The toolkit is a collaboration between the Wharton School and the WEF. As a result, it pooled expertise to develop a framework that is understandable and effective.
“The DeFi Policy-Maker Toolkit was under development for approximately a year,” explains Werbach.
“We assembled a global team of experts from governments, DeFi projects, academia, investors, and traditional finance, and then did an extensive development process of research, analysis, workshops, and feedback from external reviewers.”
More than just an outline
As expressed by its name, the toolkit is something tangible and useful. Rather than being a proposal that simply outlines what DeFi is and how policy-makers can understand it, it provides the tools they need to create a policy with it.
“DeFi is new and fast-evolving. It’s hard to get your arms around financial services without intermediaries or custody.”
“I think most policy-makers want to understand how real DeFi is, where it differs from traditional finance, and what potential opportunities it creates as well as the dangers,” says Werbach.
As a result, the toolkit includes template questions and appendixes. These help policy-makers draw out a map of the DeFi landscape they need to understand.
For example, there is a background assessment tool. It helps policy-makers outline the tops risks, assessing their in-house knowledge and from where they could find useful input.
“The toolkit does not recommend specific policies. It is designed to help policy-makers and regulators understand what DeFi is, the major risks it poses, and how to think about the policy questions that arise.”
“Our goal was to give policy-makers the tools and frameworks to make good decisions about DeFi,” Werbach explains.
A balancing act
For Werbach, the project featured significant challenges when coming up with its structure and propositions.
“DeFi is growing and evolving extremely fast. From the time we started the project to the release of the Toolkit, there were major changes and significant developments.”
“The other challenge was speaking in a language that was sophisticated enough to capture the depth of DeFi activity, yet clear enough for readers not steeped in the technology and assumptions of the digital asset world. We tried hard to write a balanced report that highlighted what is exciting about DeFi, yet also gave a clear picture of the risks and challenges,” he says.
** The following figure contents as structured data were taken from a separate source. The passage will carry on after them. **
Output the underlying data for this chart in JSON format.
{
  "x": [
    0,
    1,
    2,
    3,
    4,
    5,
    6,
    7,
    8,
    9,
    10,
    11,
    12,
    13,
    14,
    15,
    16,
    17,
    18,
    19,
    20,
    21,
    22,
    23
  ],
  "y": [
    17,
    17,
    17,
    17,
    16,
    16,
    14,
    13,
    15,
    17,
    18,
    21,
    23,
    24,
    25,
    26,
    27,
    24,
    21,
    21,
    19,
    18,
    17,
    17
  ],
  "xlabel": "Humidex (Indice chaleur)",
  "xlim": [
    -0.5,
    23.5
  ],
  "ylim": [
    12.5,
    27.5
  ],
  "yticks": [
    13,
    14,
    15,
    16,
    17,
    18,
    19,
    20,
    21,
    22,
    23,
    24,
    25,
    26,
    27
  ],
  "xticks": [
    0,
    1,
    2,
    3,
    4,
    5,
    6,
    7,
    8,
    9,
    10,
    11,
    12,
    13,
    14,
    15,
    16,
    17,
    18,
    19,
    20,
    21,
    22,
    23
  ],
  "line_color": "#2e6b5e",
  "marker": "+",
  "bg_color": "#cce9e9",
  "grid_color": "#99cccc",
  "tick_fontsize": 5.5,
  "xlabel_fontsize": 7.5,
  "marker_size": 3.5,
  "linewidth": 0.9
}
On that front, the toolkit outlines five categories of risk for DeFi. These are financial, technical, operational, legal, and emergent.
These risk areas consider some of the issues already seen in the space. These include hacks, the flash loan crisis, DeFi runs, and others.
However, these warnings are not to put off policy-makers by simply outlining the risks. Rather they provide these to show how to move forward with a new sector that isn’t going away anytime soon.
“We hope policy-makers will heed our advice to address DeFi systematically by starting with their core public policy goals. We also hope this report will demystify the DeFi phenomenon, so they can move forward with a good understanding of the issues.”
“The Toolkit is filled with worksheets and other resources that policy-makers can use as they are analyzing DeFi issues and companies. It is structured to be a practical resource that will help them move forward in developing appropriate policies in this area. We also hope the Toolkit will help DeFi experts and developers better understand the regulatory and public policy process,” says Werbach.
A warm enough welcome
Much like in other parts of the crypto world, the issue of regulation can split the community. Regulation can either be seen as a help or a hindrance, depending on the organization’s interests.
However, for Werbach, most participants in the toolkit project were happy to work with those involved.
“We found many influential members of the DeFi community eager to work with our project. There are definitely some DeFi developers more interested in working with regulators than others, but I believe the major projects recognize that if they want DeFi to become a legitimate, trusted segment of financial services, legal and regulatory concerns need to be addressed.”
A global outlook for local implementation
Understandably, policy-makers work within the jurisdictions they reside in. As a result, the toolkit provides a macro-consideration for those who would be working on a micro-level.
Therefore it could not provide insight for each country interested in using it. Rather it acts as a global tool that can be used within a variety of national contexts.
As such, a country like El Salvador, which has taken a welcoming stance on cryptocurrencies, specifically bitcoin, will find value when considering a policy for DeFi.
At the same time, a country like the U.S., which has been warier, as seen by the slow movement of the SEC on ETF applications, can also use these tools in its more reserved context.
“The DeFi Policy-Maker Toolkit is a global report.”